As if the hardware of the STB weren’t enough, it also has to have sophisticated software which operates all of the components of the box in real time, generates displays, maintains up to date schedule information and operates the interactive program guide, handles emergency notifications, and runs the applications that enable new services to be offered to subscribers (even to play games on the STB!). Since the STB memory is limited, some applications have to be loaded on request, either over the high speed direct data path, or over a separate channel that repeatedly sends a list of programs for the STB. This is referred to as the data carousel, because the same information (updated occasionally) is repeated over and over on this channel. This allows the STB to download the information by just waiting for it to come around, rather than having to request it, and originated when there was no upstream data channel in STBs.

There are several layers of software in the STB. Underlying it all is the operating system, which has to manage a very sophisticated box with lots going on with very little processing horsepower. Applications for the STB have to run in the limited processing and memory resources left, and require great skill to write. Program authors not only have to be aware of STB limitations, but also have to be familiar with the whole digital broadband delivery system.

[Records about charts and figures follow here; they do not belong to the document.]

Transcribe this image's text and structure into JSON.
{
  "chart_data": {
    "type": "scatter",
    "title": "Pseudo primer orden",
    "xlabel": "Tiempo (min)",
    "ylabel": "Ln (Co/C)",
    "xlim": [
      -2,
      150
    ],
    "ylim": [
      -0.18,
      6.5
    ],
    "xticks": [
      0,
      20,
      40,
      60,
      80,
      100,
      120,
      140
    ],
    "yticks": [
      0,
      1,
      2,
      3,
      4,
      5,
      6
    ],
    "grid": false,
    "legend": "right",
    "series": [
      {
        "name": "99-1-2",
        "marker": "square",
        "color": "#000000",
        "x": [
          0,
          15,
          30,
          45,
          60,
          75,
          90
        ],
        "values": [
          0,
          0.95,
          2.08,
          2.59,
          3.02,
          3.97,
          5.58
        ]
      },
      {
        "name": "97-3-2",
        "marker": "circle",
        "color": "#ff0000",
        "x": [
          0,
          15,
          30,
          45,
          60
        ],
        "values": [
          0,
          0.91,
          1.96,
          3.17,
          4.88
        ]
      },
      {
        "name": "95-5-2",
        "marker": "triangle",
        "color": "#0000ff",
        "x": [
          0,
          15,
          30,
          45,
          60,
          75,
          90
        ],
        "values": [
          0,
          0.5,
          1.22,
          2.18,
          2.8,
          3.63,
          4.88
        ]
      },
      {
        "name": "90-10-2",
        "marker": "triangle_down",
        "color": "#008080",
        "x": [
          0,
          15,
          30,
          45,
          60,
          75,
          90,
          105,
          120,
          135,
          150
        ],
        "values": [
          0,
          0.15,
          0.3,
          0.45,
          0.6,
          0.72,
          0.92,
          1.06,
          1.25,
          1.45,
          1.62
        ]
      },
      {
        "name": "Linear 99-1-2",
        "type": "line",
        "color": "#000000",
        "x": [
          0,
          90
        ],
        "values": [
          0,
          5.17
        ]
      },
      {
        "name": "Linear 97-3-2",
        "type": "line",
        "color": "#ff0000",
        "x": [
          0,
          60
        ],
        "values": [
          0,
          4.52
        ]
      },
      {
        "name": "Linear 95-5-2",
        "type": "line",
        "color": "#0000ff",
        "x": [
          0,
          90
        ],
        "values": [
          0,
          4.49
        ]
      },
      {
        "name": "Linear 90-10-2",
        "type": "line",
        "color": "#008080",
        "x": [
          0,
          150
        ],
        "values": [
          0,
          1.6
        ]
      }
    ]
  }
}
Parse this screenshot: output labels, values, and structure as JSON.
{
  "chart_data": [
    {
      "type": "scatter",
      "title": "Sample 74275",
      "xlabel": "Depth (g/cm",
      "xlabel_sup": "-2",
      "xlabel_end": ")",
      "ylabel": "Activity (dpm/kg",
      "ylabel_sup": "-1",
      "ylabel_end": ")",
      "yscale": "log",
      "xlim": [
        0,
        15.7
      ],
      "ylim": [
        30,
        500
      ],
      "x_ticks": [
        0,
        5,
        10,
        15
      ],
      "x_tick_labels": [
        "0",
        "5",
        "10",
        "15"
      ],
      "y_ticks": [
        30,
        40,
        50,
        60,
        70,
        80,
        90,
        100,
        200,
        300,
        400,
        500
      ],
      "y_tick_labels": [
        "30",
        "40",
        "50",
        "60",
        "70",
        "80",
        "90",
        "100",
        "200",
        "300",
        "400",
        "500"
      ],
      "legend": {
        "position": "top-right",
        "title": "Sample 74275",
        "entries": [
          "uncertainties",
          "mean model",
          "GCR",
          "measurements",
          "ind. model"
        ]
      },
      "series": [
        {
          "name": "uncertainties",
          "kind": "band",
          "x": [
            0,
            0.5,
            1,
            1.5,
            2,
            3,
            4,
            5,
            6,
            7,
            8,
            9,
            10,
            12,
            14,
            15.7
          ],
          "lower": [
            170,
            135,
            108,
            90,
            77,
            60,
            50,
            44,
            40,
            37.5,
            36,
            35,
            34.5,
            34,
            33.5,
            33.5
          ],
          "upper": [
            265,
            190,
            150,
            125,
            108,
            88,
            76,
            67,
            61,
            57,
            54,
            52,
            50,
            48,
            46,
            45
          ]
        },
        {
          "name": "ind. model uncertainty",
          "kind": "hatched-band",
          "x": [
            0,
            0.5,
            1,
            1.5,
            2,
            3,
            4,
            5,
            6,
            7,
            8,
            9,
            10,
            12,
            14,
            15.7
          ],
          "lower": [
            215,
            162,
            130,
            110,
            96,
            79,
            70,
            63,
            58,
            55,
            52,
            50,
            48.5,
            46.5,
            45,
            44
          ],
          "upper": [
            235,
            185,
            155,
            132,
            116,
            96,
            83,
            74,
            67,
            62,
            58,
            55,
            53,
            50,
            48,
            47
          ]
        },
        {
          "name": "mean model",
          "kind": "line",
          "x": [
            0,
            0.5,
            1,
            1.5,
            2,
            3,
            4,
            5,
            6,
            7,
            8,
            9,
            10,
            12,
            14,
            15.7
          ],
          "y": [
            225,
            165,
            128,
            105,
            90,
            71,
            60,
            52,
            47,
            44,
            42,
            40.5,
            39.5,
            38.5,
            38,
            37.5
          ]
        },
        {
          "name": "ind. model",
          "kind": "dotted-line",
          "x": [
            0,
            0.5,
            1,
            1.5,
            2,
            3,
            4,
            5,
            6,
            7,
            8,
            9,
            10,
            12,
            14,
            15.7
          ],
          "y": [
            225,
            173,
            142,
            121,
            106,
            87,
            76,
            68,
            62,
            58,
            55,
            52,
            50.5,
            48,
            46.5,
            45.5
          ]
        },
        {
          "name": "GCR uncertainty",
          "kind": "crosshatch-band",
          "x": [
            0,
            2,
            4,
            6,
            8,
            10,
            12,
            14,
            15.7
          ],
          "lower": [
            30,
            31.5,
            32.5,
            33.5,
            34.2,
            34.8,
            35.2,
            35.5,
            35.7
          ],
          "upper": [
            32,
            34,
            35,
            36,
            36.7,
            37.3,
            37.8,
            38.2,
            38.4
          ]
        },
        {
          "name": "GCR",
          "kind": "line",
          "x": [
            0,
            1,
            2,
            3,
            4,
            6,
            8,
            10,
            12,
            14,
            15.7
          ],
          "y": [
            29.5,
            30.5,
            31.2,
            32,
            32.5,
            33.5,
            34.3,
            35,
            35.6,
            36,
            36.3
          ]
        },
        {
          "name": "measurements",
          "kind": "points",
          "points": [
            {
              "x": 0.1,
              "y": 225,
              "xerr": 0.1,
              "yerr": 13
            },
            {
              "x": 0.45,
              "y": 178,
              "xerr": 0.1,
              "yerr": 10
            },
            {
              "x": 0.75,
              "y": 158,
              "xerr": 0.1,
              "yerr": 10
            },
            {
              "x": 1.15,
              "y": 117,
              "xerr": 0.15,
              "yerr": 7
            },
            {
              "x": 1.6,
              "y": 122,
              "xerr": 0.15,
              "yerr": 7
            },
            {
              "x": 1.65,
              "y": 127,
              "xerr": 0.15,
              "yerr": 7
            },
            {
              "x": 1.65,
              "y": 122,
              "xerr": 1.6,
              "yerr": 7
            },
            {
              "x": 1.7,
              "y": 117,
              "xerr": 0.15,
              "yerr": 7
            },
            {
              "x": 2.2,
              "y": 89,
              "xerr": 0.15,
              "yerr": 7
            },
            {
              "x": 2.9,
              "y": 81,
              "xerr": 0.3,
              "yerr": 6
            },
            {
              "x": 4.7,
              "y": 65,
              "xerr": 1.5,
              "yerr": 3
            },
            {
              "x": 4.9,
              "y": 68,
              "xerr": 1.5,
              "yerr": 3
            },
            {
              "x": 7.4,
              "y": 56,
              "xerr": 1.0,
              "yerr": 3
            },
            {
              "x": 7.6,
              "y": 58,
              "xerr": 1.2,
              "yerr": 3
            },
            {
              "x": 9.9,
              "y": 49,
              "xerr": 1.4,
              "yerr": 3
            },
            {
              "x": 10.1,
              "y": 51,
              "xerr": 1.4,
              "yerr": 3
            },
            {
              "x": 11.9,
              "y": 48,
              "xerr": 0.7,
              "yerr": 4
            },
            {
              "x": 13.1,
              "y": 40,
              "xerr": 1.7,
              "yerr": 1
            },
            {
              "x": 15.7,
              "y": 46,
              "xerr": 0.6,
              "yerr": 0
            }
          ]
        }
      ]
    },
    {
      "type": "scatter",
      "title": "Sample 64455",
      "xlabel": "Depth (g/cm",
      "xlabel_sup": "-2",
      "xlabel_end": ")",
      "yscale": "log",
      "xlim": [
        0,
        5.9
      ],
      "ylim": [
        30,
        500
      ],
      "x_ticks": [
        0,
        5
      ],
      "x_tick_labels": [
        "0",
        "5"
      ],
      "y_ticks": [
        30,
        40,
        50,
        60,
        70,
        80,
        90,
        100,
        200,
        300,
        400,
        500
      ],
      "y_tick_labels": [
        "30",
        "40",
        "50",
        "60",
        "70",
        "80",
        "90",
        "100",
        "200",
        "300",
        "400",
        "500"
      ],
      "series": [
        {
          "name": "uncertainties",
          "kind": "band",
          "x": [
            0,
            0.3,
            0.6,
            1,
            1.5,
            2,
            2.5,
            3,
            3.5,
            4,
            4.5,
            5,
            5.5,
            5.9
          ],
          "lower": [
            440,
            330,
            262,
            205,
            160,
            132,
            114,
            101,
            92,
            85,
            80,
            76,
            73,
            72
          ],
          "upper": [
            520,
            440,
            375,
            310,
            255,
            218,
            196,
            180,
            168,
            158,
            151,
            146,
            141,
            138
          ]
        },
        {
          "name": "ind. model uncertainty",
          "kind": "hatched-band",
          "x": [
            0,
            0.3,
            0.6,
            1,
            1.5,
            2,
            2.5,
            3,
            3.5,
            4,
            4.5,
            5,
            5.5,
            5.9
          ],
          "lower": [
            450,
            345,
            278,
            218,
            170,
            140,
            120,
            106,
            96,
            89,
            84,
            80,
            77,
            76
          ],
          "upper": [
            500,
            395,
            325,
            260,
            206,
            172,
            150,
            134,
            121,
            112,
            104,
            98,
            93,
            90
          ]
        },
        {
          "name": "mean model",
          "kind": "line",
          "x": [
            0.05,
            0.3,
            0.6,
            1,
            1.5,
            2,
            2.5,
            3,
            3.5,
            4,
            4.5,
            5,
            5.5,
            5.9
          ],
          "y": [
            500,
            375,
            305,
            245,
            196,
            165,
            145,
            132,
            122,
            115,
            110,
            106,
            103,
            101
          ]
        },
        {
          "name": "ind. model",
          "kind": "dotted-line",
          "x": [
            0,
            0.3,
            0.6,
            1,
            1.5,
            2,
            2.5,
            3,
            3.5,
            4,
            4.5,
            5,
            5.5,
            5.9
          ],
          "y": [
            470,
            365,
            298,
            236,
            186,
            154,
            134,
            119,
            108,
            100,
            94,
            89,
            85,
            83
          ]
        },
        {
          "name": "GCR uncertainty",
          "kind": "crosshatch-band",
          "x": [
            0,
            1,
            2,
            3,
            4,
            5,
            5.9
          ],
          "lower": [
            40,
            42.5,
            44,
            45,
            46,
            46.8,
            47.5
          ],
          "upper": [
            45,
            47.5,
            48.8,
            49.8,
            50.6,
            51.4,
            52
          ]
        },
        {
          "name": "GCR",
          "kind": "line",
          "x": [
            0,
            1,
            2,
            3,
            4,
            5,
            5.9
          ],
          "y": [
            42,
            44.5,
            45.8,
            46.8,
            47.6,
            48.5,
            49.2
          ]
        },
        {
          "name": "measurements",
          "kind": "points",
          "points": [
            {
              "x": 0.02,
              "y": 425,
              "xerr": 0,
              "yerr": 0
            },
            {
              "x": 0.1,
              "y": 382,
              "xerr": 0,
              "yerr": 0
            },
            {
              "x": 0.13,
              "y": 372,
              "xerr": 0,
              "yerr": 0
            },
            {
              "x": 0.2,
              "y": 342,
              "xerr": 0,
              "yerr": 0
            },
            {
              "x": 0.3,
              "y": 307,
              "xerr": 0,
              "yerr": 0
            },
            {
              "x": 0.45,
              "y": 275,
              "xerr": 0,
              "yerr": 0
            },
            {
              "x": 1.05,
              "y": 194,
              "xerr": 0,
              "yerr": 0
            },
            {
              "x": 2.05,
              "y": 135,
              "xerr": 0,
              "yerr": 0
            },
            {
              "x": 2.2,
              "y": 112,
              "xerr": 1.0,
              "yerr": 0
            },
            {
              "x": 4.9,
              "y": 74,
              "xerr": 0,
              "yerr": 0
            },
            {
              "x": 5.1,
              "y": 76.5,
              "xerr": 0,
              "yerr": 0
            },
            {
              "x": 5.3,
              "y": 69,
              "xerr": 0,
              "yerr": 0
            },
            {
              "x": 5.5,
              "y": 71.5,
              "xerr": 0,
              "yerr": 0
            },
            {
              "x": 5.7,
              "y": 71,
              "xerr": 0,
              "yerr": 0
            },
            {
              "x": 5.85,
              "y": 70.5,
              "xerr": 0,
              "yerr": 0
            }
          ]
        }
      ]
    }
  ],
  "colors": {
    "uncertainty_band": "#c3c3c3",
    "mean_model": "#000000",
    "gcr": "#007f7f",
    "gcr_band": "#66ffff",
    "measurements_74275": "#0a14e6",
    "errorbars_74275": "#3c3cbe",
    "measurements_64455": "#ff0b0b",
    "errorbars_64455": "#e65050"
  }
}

So that is about it in a nutshell (although it turned into a Brazil Nut instead of a Filbert). The system is complex overall, but approachable when you understand each piece. And things that seem complex frequently consist of a bunch of simple components. While the modern VOD capable cable system is sophisticated, it is also approachable. Have fun using it!

[1] There are already classic examples of people trying to abuse this philosopy! For example, one subscriber in San Diego (apparently out of credit), would keep requesting movies, then fast forwarding to the last place that he had seen in the movie and resume viewing from there until the system would determine his status and shut him off. Because he did this thousands (!) of times over a two week period, systems and operators are attuned to watch for abusive behavior and disconnect those folks rather than having to change their philosophy that almost all customers are honest.